Bacall’s Irene exudes creepy mystery with her haunting stare. To have eyes that tell a story, they must be framed accordingly. If you’re going to go all out with your noir costume, you must nail the creepy eyebrows. Think cat-like and bold.
“The Maltese Falcon” (1941)
In one of the most iconic film noirs of all time, Humphrey Bogart is once again the lead male character, and like “Dark Passage,” this film is set in San Francisco. Bogart plays private investigator Sam Spade, who encounters Brigid O’Shaughnessy (Mary Astor), a femme fatale claiming to be searching for her sister. As the elaborate con unfolds with many surprising twists and turns, we see some fabulous outfits. Here’s how to capture Astor’s look:
The billowed-neck blouse
Putting a spin on menswear, the detailed and voluminous neckline of film noir blouses signifies the femme fatale’s rejection of stereotypical dress and behavior expected from women of that era. The femme fatale is at the boy’s table, she is more intelligent and cunning than the men and she’s serving style like nobody’s business.

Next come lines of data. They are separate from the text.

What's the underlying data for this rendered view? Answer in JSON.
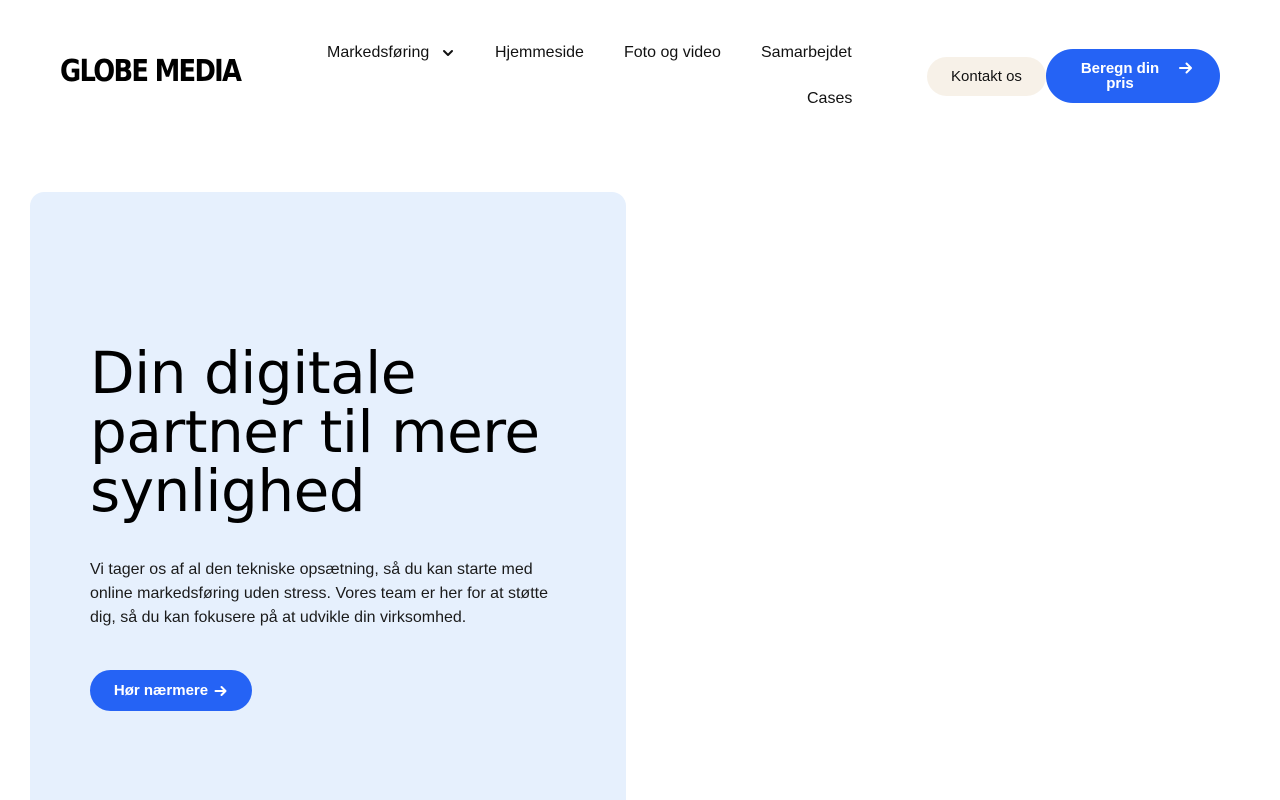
{
  "header": {
    "logo": "GLOBE MEDIA",
    "nav": {
      "markedsforing": "Markedsføring",
      "hjemmeside": "Hjemmeside",
      "foto": "Foto og video",
      "samarbejdet": "Samarbejdet",
      "cases": "Cases"
    },
    "contact_label": "Kontakt os",
    "price_label": "Beregn din pris"
  },
  "hero": {
    "title": "Din digitale partner til mere synlighed",
    "text": "Vi tager os af al den tekniske opsætning, så du kan starte med online markedsføring uden stress. Vores team er her for at støtte dig, så du kan fokusere på at udvikle din virksomhed.",
    "button_label": "Hør nærmere"
  },
  "icons": {
    "chevron": "chevron-down-icon",
    "arrow": "arrow-right-icon"
  },
  "colors": {
    "accent": "#2563f5",
    "hero_bg": "#e6f0fd",
    "contact_bg": "#f7f1e8"
  }
}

You can’t tell me you haven’t wanted to wear one of these. I can’t give you advice on how to secure one of these to your head, but pick a black one with a mesh veil — like the one Astor is wearing in the scene below — and you’re golden for a great noir-themed costume.
“Double Indemnity” (1944)
Barbara Stanwyck, one of the most recognizable faces of the film noir genre, plays a femme fatale named Phyllis Dietrichson who entices insurance investigator Walter Neff (Fred MacMurray) into nefarious and fraudulent operations. Iconic in both style and performance, Stanwyck is an excellent go-to reference for your film noir look.

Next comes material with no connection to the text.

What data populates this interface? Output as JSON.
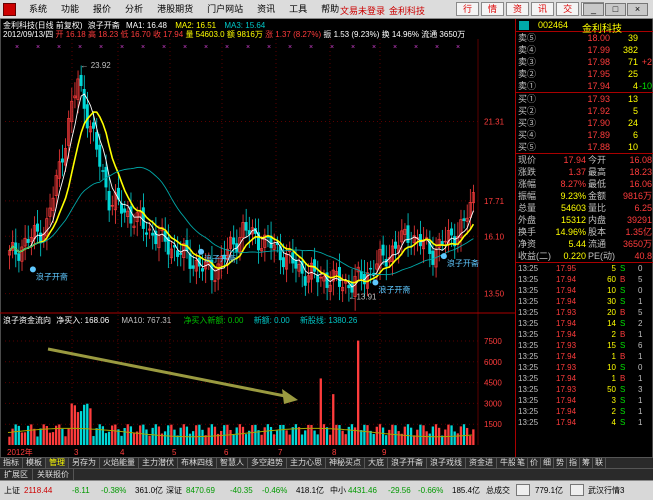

Once again, I apologize for my lack of instruction on how to achieve this hairstyle, but I can say it is one of the most recognizable features of Phyllis. I would advise that you use a volumizing mousse and blow out the front section of your hair before rolling it upward with your fingers. Make sure to use large pins to secure the roll.

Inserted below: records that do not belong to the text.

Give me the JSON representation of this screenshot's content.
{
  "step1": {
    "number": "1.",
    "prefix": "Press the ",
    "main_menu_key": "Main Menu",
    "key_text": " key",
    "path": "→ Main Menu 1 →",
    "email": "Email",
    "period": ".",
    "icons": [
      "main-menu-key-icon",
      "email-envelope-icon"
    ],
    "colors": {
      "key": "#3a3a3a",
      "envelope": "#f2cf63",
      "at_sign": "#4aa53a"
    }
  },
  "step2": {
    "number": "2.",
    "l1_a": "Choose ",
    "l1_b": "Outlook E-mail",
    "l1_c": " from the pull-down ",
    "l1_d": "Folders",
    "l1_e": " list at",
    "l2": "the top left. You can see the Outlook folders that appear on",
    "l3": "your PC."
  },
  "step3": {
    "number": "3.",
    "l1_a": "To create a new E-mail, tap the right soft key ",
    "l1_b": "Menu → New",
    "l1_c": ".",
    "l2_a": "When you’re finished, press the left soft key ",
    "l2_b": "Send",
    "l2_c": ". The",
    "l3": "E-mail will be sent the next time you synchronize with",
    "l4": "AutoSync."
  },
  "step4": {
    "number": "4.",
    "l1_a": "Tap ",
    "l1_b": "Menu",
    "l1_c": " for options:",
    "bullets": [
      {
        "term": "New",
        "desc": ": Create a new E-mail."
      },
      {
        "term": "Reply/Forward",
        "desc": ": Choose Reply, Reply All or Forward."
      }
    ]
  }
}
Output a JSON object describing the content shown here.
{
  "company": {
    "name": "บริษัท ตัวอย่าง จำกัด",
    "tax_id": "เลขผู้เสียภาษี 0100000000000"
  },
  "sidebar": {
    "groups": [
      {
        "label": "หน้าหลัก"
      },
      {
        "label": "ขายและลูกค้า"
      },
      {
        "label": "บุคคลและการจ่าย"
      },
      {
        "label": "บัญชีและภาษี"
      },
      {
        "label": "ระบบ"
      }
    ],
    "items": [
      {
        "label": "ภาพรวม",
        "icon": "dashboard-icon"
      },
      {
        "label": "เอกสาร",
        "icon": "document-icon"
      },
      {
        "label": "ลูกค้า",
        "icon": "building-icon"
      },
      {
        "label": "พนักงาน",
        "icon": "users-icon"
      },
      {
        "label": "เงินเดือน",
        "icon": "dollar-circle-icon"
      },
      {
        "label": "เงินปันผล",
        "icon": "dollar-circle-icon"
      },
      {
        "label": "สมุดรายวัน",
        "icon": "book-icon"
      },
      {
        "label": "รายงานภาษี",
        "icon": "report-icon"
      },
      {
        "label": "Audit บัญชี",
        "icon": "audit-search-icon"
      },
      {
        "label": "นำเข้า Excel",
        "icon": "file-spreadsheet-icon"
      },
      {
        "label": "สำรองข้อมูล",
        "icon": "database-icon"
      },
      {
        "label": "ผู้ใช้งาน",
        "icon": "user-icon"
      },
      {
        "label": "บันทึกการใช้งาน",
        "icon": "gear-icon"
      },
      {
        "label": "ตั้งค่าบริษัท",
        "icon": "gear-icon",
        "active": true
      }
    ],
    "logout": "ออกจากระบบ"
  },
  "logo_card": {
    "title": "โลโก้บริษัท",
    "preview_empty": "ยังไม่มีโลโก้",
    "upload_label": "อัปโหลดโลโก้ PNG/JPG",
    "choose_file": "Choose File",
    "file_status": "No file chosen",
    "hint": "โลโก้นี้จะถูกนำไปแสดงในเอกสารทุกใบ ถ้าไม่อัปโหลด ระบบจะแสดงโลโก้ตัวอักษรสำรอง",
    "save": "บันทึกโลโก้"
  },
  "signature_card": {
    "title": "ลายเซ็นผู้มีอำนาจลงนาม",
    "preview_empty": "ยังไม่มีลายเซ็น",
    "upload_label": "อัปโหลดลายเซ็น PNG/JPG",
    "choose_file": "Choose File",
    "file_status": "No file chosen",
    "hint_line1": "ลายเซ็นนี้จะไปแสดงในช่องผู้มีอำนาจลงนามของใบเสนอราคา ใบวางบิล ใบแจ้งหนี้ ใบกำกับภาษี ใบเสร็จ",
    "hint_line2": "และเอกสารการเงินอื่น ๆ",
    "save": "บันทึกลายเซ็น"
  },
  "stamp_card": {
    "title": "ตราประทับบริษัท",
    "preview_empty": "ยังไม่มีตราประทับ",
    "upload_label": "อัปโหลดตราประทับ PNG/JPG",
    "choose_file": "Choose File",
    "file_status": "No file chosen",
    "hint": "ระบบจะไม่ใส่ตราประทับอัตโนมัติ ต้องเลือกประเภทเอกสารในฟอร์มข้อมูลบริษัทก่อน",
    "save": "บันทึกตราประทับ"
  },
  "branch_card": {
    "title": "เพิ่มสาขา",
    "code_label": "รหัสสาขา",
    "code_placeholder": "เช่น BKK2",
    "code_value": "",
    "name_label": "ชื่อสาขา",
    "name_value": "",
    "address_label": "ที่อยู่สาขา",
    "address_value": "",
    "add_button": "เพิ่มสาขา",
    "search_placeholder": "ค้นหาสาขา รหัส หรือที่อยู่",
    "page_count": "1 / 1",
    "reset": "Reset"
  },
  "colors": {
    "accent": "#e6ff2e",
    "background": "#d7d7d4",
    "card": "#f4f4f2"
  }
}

In the film, Phyllis sports some super stylish shades — an uncommon accessory for women at the time — when she meets Walter in a grocery store. The sunglasses became the staple prop for Stanwyck and were even the focus in advertisements for the film. If you’re going for this specific character for Halloween, snag some vintage sunglasses to complement your curled bangs.
Hopefully these ideas help inspire some creative, witty and brave looks for Halloween!